Phase unwrapping is a critical technique in optical measurement and interferometric imaging, primarily addressing the 2π ambiguity issue in phase data. Various unwrapping algorithms possess distinct characteristics suited for different scenarios:

DCT Least-Squares Algorithm Based on discrete cosine transform (DCT) theory, this method transforms unwrapping into a least-squares optimization problem. The algorithm suppresses noise through frequency-domain processing and is ideal for phase fields with good global smoothness. However, it may cause error propagation near local discontinuities like object edges. Code implementation typically involves DCT transformation of wrapped phase differences followed by inverse DCT of the solution.

Total Variation (TV) Model Incorporating variational regularization, this approach optimizes an energy function balancing data fidelity and phase gradient sparsity. Its strength lies in preserving phase jump edges, making it suitable for complex scenarios with discontinuous regions. The trade-off is higher computational complexity, often requiring iterative optimization algorithms like gradient descent.

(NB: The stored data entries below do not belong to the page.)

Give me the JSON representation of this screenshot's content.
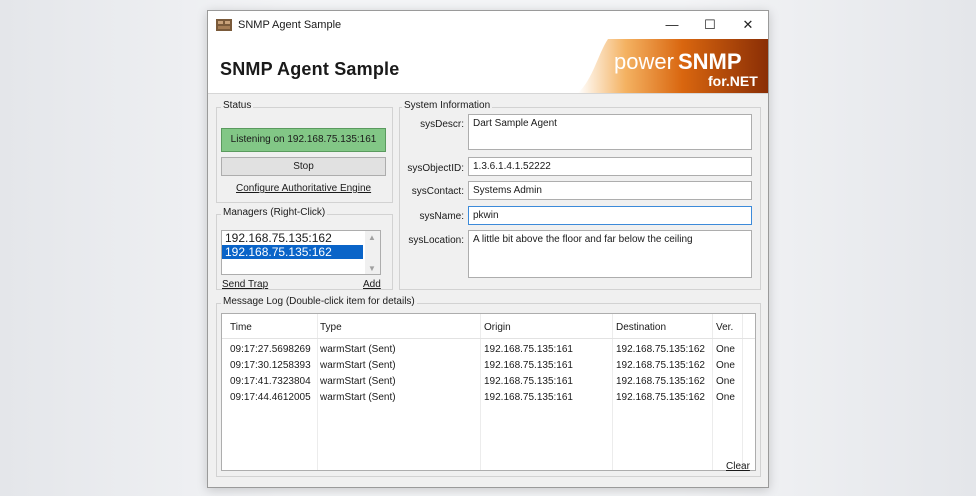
{
  "window": {
    "title": "SNMP Agent Sample",
    "minimize_glyph": "—",
    "maximize_glyph": "☐",
    "close_glyph": "✕"
  },
  "banner": {
    "title": "SNMP Agent Sample",
    "logo_power": "power",
    "logo_snmp": "SNMP",
    "logo_net": "for.NET"
  },
  "status": {
    "group_label": "Status",
    "message": "Listening on 192.168.75.135:161",
    "stop_label": "Stop",
    "configure_link": "Configure Authoritative Engine"
  },
  "managers": {
    "group_label": "Managers (Right-Click)",
    "items": [
      {
        "label": "192.168.75.135:162",
        "selected": false
      },
      {
        "label": "192.168.75.135:162",
        "selected": true
      }
    ],
    "send_trap_link": "Send Trap",
    "add_link": "Add"
  },
  "system_info": {
    "group_label": "System Information",
    "fields": {
      "sysDescr": {
        "label": "sysDescr:",
        "value": "Dart Sample Agent"
      },
      "sysObjectID": {
        "label": "sysObjectID:",
        "value": "1.3.6.1.4.1.52222"
      },
      "sysContact": {
        "label": "sysContact:",
        "value": "Systems Admin"
      },
      "sysName": {
        "label": "sysName:",
        "value": "pkwin"
      },
      "sysLocation": {
        "label": "sysLocation:",
        "value": "A little bit above the floor and far below the ceiling"
      }
    }
  },
  "message_log": {
    "group_label": "Message Log (Double-click item for details)",
    "columns": [
      "Time",
      "Type",
      "Origin",
      "Destination",
      "Ver."
    ],
    "rows": [
      [
        "09:17:27.5698269",
        "warmStart (Sent)",
        "192.168.75.135:161",
        "192.168.75.135:162",
        "One"
      ],
      [
        "09:17:30.1258393",
        "warmStart (Sent)",
        "192.168.75.135:161",
        "192.168.75.135:162",
        "One"
      ],
      [
        "09:17:41.7323804",
        "warmStart (Sent)",
        "192.168.75.135:161",
        "192.168.75.135:162",
        "One"
      ],
      [
        "09:17:44.4612005",
        "warmStart (Sent)",
        "192.168.75.135:161",
        "192.168.75.135:162",
        "One"
      ]
    ],
    "clear_link": "Clear"
  },
  "colors": {
    "status_green": "#82c786",
    "selection_blue": "#0a64c8",
    "logo_orange": "#e07a18"
  }
}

Goldstein Branch-Cut Method This technique identifies residue points and places branch cuts to constrain integration paths, preventing "vortex error" propagation. While sensitive to noise and requiring residue correction strategies, it's widely used in localized unwrapping applications like interferometric SAR (InSAR). Implementation involves residue detection through closed-path integration and optimal branch-cut placement.

Algorithm selection requires balancing accuracy, noise resistance, and computational efficiency. For instance, DCT suits rapid global unwrapping, while the TV model excels at detail preservation in high-noise environments.